GEÇTİĞİMİZ gün, bir takipçimiz tarafından çekilen ve bize ulaştırılan, gördüğümüzde gözlerimize inanamadığım, bir yanıyla insanı üzen, öte yanıyla da kadim bir kültürü gözler önüne sermesi açısından hayranlıkla seyrettiğimiz fotoğrafları, “Asaletin izleri göçükten bile görülüyor” başlığıyla paylaştık.
BU BAŞLIĞI ATTIK
Günün en çok tıklanan, beğeni alan, duyarsızlığa öfke duyanların eleştirilerini sıraladığı habere ilişkin fotoğraf, Erzurum kültürü açısından son derece büyük, belki paha biçilmez bir hazinenin toprak altında kaldığını ve çürümeye terk edildiğini gösteriyor, gözler önüne seriyordu.
ZARAFETİN NİŞANESİ BİR MUTFAK
Zarafetin, inceliğin, gönül zenginliğinin nişanesi o güzellikleri bir kez daha görmek, belki fotoğraflarını daha yakından çekebilmek amacıyla sözü edilen viraneye bir kez daha gittik.
Ayakta kalmakta zorlanan, her gün bir parçasının yıkılıp, döküldüğü viranenin altında, bir daha yapılması mümkün olmayan, yapılsa da orijinalini asla yansıtamayacak, “kötü bir taklit” olmanın ötesinde bir anlam ifade etmeyecek , Erzurum’un kadim ev kültürünü yansıtan çok önemli, korunması ve kollanması gereken değerlerin, ahşap oymalı sütun başlıklarının, mutfağın içindeki süslemeli çeşmenin varlığına bir defa daha üzülerek tanıklık ettik.
GÖZLERE DEĞİL VİCDANLARA SUNUYORUZ
Erzurum, bir büyükşehir. Bu şehirde kurum ve kuruluş adına yok yok. Şehrin valisi var, biri büyükşehir olmak üzere ilçe belediye başkanları var, kültürle ilgili kurumları ve bu kurumların başında millete, memlekete hizmet etmekle yükümlü bürokratları var.

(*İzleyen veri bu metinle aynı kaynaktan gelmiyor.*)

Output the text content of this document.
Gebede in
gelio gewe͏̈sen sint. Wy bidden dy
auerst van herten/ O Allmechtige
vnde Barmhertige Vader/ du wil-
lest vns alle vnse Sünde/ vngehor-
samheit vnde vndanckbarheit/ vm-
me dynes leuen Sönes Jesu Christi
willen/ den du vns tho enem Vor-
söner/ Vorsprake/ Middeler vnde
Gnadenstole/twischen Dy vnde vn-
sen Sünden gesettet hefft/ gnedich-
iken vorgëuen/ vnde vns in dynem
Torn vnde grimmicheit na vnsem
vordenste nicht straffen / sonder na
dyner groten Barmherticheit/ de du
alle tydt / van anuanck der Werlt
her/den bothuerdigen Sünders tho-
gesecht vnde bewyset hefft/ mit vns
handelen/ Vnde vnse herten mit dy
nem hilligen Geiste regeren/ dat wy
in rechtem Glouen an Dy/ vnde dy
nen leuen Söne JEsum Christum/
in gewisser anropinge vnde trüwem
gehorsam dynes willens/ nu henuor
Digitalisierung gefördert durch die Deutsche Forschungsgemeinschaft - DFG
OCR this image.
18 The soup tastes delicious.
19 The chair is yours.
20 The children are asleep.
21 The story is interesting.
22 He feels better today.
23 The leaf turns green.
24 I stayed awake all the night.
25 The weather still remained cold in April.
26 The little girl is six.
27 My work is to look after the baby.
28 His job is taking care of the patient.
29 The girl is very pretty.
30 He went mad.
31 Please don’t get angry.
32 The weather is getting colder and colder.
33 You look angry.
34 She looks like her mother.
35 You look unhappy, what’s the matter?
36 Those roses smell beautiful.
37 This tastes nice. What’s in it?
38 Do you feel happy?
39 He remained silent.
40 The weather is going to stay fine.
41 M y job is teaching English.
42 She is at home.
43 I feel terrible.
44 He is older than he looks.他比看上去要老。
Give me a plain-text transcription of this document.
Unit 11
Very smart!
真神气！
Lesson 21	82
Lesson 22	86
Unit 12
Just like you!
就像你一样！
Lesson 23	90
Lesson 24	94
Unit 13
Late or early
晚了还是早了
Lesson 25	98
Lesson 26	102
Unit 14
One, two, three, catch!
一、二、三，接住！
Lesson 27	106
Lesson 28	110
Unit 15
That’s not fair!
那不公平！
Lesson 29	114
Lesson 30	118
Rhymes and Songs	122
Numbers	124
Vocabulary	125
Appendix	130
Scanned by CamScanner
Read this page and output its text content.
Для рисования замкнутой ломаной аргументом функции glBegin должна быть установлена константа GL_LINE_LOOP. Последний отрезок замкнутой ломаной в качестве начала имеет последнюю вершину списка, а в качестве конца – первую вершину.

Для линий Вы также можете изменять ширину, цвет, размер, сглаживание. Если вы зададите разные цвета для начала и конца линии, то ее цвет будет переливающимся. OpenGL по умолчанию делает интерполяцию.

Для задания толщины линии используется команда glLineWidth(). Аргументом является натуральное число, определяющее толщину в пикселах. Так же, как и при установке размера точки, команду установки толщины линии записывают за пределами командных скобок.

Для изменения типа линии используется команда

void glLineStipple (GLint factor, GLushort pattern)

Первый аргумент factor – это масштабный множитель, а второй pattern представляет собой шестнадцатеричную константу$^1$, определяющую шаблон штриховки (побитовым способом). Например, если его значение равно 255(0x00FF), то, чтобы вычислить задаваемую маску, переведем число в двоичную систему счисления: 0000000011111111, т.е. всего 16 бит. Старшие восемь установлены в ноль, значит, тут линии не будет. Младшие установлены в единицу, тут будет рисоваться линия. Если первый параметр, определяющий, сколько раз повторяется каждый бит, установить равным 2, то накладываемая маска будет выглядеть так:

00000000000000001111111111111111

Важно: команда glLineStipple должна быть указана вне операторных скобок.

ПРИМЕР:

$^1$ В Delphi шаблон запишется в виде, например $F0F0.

Sivil toplumu temsil eden, yığınla vakıf ve dernek de bol miktarda bulunuyor.
Belki “özel mülkiyet” olduğundan mıdır bilinmez, kimsenin ilgilenmediği, belki bilinmediğinden dolayı farkına varılmayan, bilenlerin de umursamadığı değerleri, bu defa da gözlere değil, sızlasın diye vicdanlara, vicdanların takdirine sunalım istedik.